Dung: a solution to load-shedding

Reitumetse Molaoa conducts a genetic analysis on bacteria implicated in biogas production. (Supplied)

Reitumetse Molaoa conducts a genetic analysis on bacteria implicated in biogas production. (Supplied)

Cow dung could help us power South Africa. Many countries, such as Germany and the United States, have begun generating electricity from cow dung and food waste, through a process known as biogas production. In South Africa, a number of industries, including waste water treatment facilities and farms, have caught on to this technology, using it to generate heat and to power machines.

Biogas is produced in a digester, an oxygen-free space in which bacteria break down or digest organic material fed into the system. This process naturally produces biogas, which is mainly a mixture of methane and carbon dioxide. Biogas can be used for cooking, heating, lighting and powering generators and turbines to make electricity. The remaining liquid effluent can fertilise crops, as it is high in nitrogen, phosphorus and potassium.
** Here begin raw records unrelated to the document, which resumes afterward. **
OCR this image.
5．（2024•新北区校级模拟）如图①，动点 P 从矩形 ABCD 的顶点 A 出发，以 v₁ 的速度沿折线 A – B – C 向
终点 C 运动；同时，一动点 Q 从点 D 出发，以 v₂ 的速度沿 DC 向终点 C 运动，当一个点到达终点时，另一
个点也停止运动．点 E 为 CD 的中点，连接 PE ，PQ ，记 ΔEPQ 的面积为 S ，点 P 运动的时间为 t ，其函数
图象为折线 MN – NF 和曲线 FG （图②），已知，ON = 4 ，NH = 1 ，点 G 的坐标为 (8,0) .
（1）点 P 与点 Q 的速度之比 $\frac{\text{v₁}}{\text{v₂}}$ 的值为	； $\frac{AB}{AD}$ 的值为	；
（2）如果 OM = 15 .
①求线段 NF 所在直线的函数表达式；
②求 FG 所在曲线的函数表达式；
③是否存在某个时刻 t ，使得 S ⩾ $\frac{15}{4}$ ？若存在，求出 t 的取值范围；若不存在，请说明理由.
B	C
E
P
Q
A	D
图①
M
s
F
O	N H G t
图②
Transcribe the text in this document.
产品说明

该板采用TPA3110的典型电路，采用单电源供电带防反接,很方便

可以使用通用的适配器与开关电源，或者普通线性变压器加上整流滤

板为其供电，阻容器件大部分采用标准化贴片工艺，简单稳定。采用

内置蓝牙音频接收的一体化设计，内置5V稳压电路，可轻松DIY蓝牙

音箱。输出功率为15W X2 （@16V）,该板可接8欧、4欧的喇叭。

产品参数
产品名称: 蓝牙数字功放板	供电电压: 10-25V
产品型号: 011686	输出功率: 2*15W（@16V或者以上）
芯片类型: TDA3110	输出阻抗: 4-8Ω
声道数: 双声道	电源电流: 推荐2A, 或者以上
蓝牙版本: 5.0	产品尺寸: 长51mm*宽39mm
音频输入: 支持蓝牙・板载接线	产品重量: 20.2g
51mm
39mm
There are many different digester sizes and models available, ranging from small, inexpensive ones made from recycled PVC plastic to enormous stainless steel industrial models that process thousands of litres of waste. Digesters can be found in backyards, farms, hotels and water treatment facilities; in short: anywhere with waste and a need for energy.

Until recently the world has relied heavily on electricity derived from fossil fuels such as coal, natural gas and oil. Once these fuels have been extracted from underground reservoirs, they are treated or cleaned at the coal mines or gas plants to remove impurities such as hydrogen sulphide, helium, carbon dioxide, hydrocarbons, moisture and metals. These fossil fuels are then transported to power plants, where they are burned in a boiler to make steam. This steam turns a big fan, called a turbine, to create electricity. This electricity, via high-voltage transmission lines, substations and distribution lines, eventually finds its way to your house.

But fossil fuels are a “dirty” energy source and they give off greenhouse gases when burned. Those gases are the major contributing factor to climate change.

Methane, the principal gas in biogas, is produced in a number of energy generation processes. However, unlike burning coal or using natural gas, biogas contains fewer particulates (very small particles of pollution) and produces a smaller quantity of greenhouse gases. Biogas production also does not have the “dirty” steps required for fossil fuel extraction, such as mining, cleaning and transporting.

This means that if we replace fossil fuels with biogas, we will lower greenhouse gas emissions.

But we know very little about the interaction of the bacteria inside the biogas digester. To use biogas as a sustainable fuel source, we need to understand and describe the bacteria population and growth dynamics inside the digester to produce biogas optimally.

We do know some of the process, though. Inside the digester, organic matter begins to decompose, because of the bacteria in the organic matter, and starts to produce methane. This process is called anaerobic fermentation because the decomposition takes place in an oxygen-free environment. It happens naturally in landfills, especially when the waste material gets wet and receives little sunlight. In a digester the methane can be collected and stored, but on a landfill it is released into the atmosphere and contributes to global warming.

Biogas production happens in four stages: hydrolysis (breaking complex molecules apart with enzymes that are produced by the bacteria), acidogenesis (when the resulting particles form simple molecules like fatty acids, amino acids and sugars), acetogenesis (simple compounds are then converted into organic acids such as acetic acid and butyric acid) and methanogenesis (finally methane and carbon dioxide result from the organic acids).

During each stage, different types of bacteria convert the organic matter in the cow dung or waste into biogas, which is mostly methane and carbon dioxide with a sprinkling of other gases like nitrogen and hydrogen sulphide. The solid matter that is left over after the fermentation process can be used as an organic soil fertiliser.

Any organic material can be used to make biogas, so it is an excellent way to dispose of agricultural waste, cow dung and sewage sludge.

A specific kind of bacteria, called methanogens, produce methane gas. A gene within these methanogens, known as methyl-coenzyme M reductase-subunit (mcrA), is exclusively found in these bacteria. Methanogens love organic material (including waste) because it has loads of calories and nutrition for them.

Our research is trying to find out how these methanogens (and their unique genes) interact with the chemicals inside the digester to discover the best way to produce methane gas.

We are finding more and more ways to use biogas as technologies develop. Compressed natural gas (CNG), for example, is biogas that has been compressed and can be used as a fuel for vehicles.

Currently we are testing a variety of feedstock including bran, maize and molasses for biogas production potential as well as optimising the conditions leading to maximum biogas production. We are also exploring the potential to use the effluent as fertiliser in local farms. The ultimate goal is to have biogas systems that will supply our university with clean energy.

Reitumetse Molaoa attends the University of the Free State.